Düşünceleriniz duygularınızı besler.
Korku filmi izlediğinizi düşünün. Gerim gerim geriliyorsunuz, bedeniniz kaskatı, kalbiniz çarpıyor. Ancak aslında endişe ve korku duyacağınız bir durum yok. Sadece izliyorsunuz. Sanal bir görüntüden geriliyorsunuz. O andan itibaren belki gece yatarken ışığı açık bırakacaksınız. Belki uykunuz kaçacak. Çünkü izledikleriniz sizi etkiledi. Eli bıçaklı her kapıyı açan katilin televizyonda olduğunu unuttunuz ve gerçek sanmaya başladınız.
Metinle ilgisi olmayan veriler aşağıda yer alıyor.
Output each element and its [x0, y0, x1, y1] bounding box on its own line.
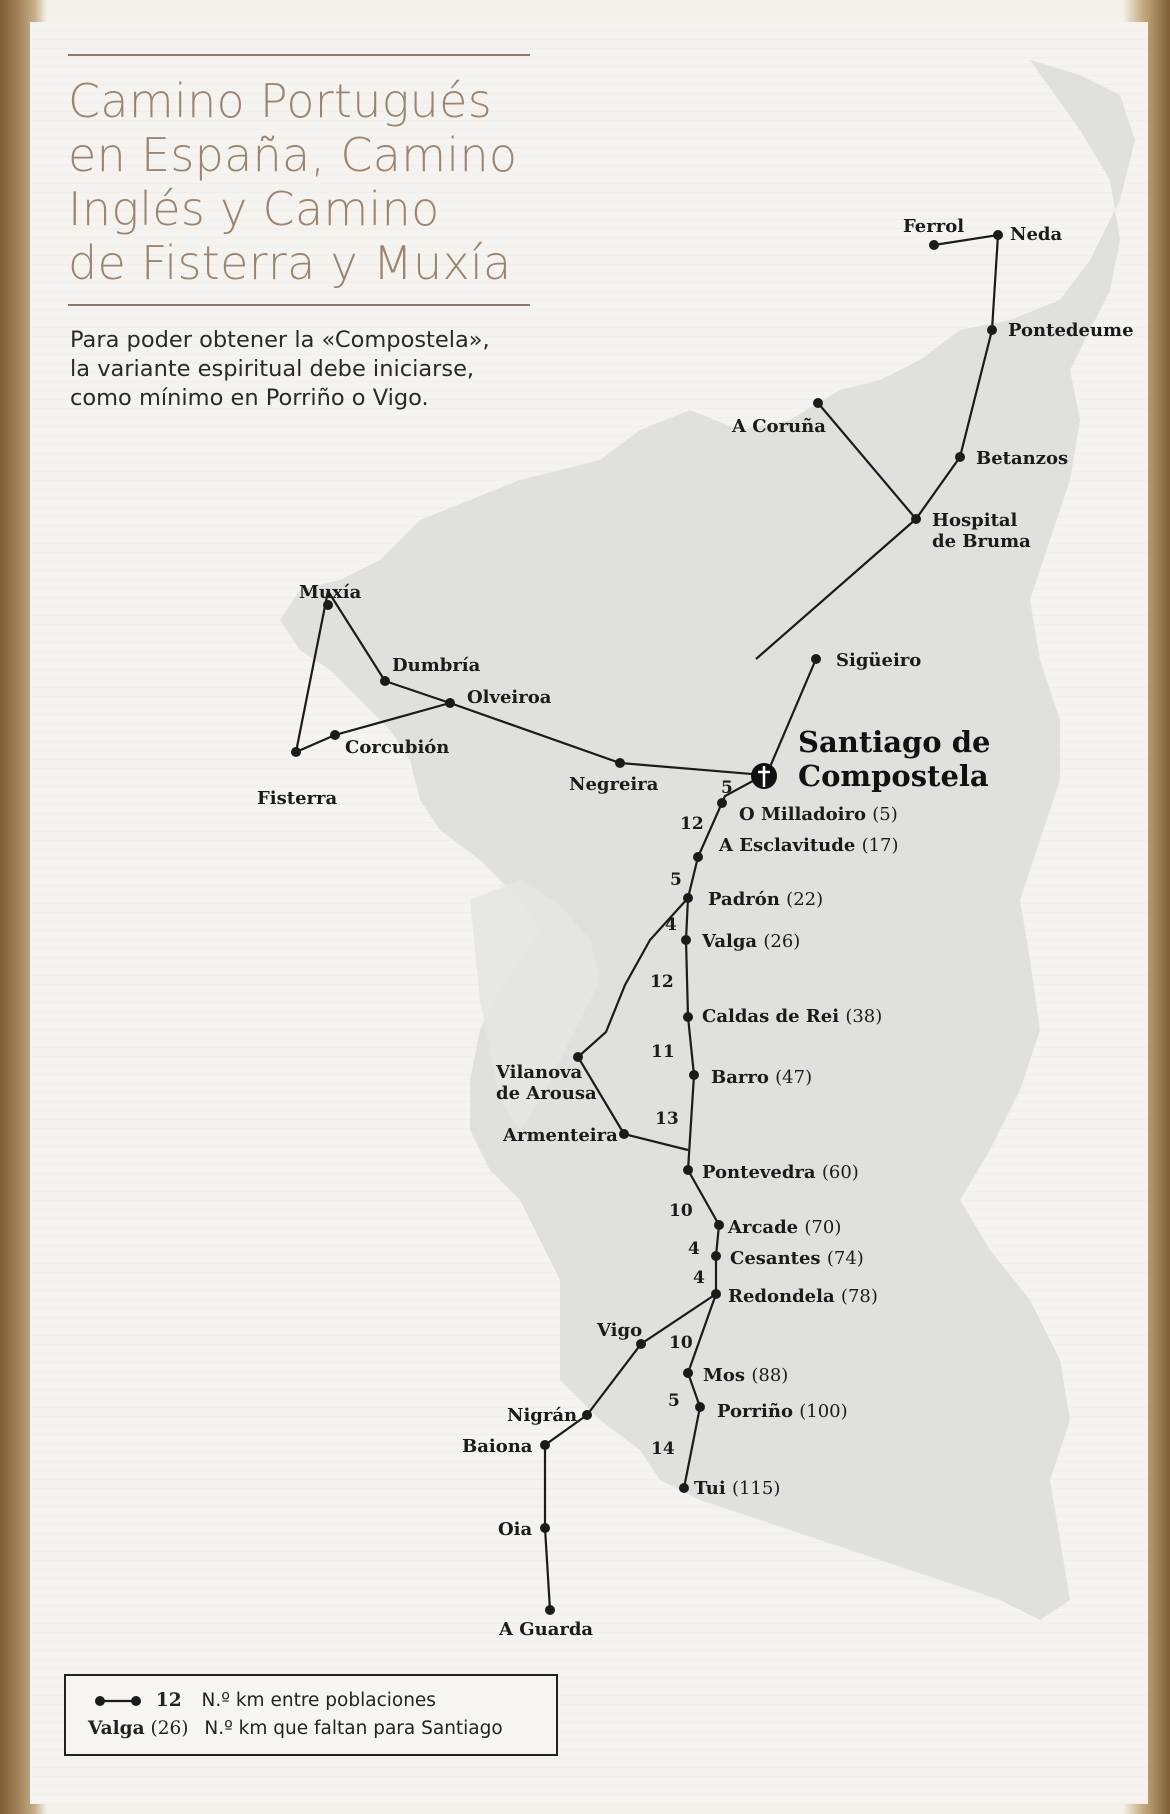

Aslında olan hiçbirşey yok. Olan tek şey sizin düşüncenizin duygunuza yaptığı baskı.
İzlediklerinizin gerçek olma ihtimalini düşüncelerinize yüklediniz ve duygunuz paniğe dönüştü. Oysa bir saat öncesine kadar korkmanız gereken bir katil yoktu.
Filmin etkisinden çıkana kadar korkacaksınız. Filmin etkisi geçtiğinde ise eli bıçaklı katil aklınıza bile gelmeyecek.
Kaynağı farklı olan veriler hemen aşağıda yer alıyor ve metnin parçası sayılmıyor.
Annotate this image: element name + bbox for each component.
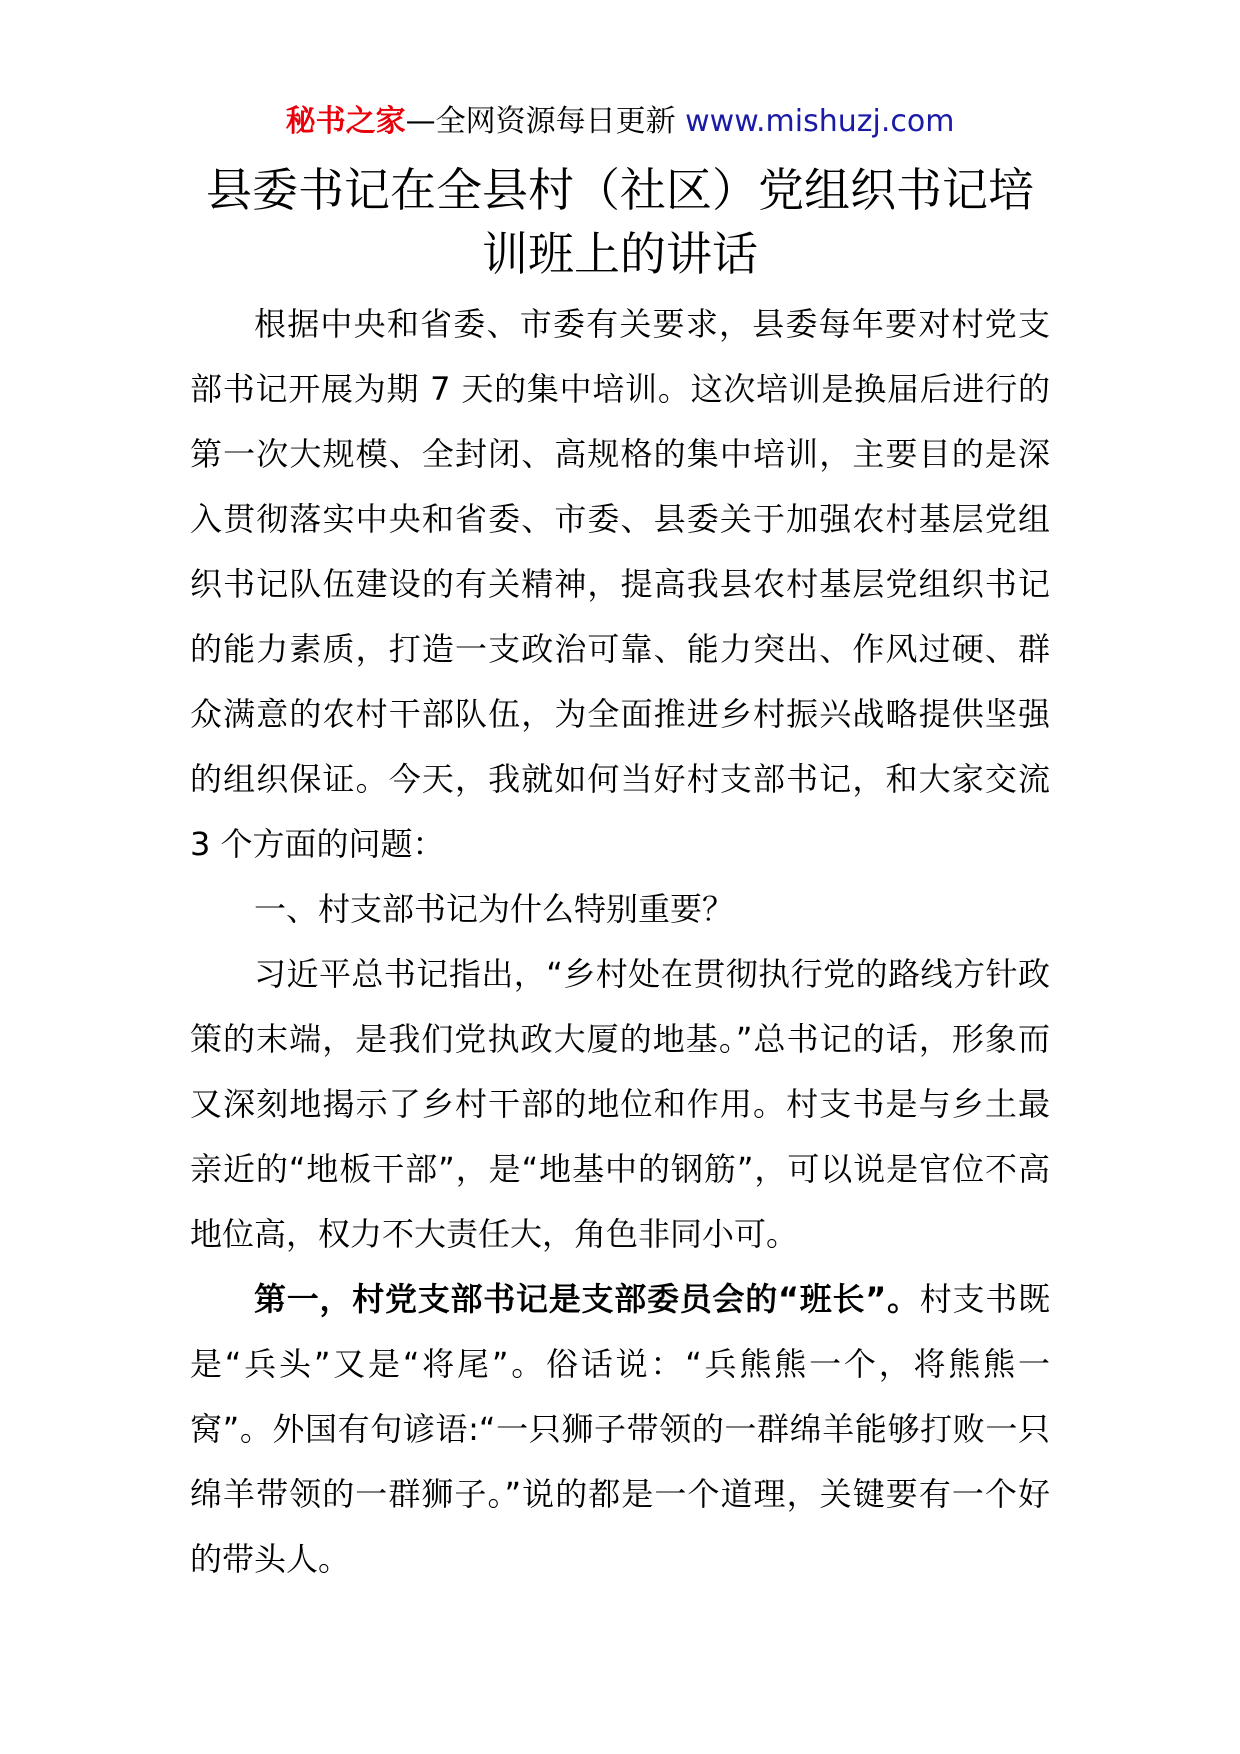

Düşüncenin hayatınıza etkisi.
Güncel bir örnek vereyim.
Deprem oldu, korkudan kendimizi sokaklara attık.
Saatler sonra cesaret edip eve girince sanki deprem canavarı orada tetikte bekliyormuş gibi koltuğun ucunda oturduk. Sabahı sabah ettik. Kim bilir kaç gün uyku nedir bilmedik.
Aklımız fikrimiz depremdi. Ya olursa, ya yine felaket yaşanırsa, ya bize birşey olursa diye düşündük durduk. Deprem konuştuk, deprem izledik, deprem okuduk.
Zaman ilerledikçe daha az korkar olduk. Koltuğun ucundan geriye doğru kaydık. Gözümüzü avizeden ayırdık. Daha az konuşmaya başladık. Deprem konulu programlar izlemek yerine, film açıp izledik.
Peki ne oldu? Depremin olduğu günden bugüne ne değişti?
Deprem olmayacak diye bir garanti mi verildi?
Peki depremin olduğu ilk günlerde, deprem yeniden olacak diye bir bilgi mi verilmişti? Biz o nedenle mi korkup panik atak olmuştuk?
Hiçbiri olmamıştı. Biz düşüncelerimizle yarattıklarımızı yine düşüncelerimizde serbest bırakmıştık o kadar.
Sevdiğiniz herhangi birisini düşünün. Uzak bir ülkeye taşınmaya karar veriyor. Gidip gelme ihtimaliniz sıfıra yakın. Bir daha ne zaman görüşürsünüz belli değil. Üzülüyorsunuz ama kahrolmuyorsunuz. Ellerinizi dizlerinize vurup ağıt yakmıyorsunuz.
Aynı kişinin ölmesi halinde kahroluyorsunuz.
Çünkü düşünceleriniz giriyor devreye. Bir daha görmeyeceğinizin kesinleşmiş hali düşünce olarak beyninizde dolaşmaya başlıyor. Yanındaki başka düşüncelerle birlikte elele verip duygularınızı coşturuyor. Ağlıyorsunuz, kahroluyorsunuz.
Düşünce hepsi, evet.
Korku ve endişeyi biz yaratıyoruz. Kendimizi biz üzüyoruz, biz sinirlendiriyoruz.
Hissettiğimiz herşey düşünceden ibaret.
Bu da demek oluyor ki, iyi hissetmek de bizim elimizde. Zihnimize yüklediğimiz ne ise duygumuz da o.
İyi hissetmenin basitliğine rağmen, kötü hissetmek için fena halde çaba sarfettiğimizin farkına varırsak, belki değişiriz.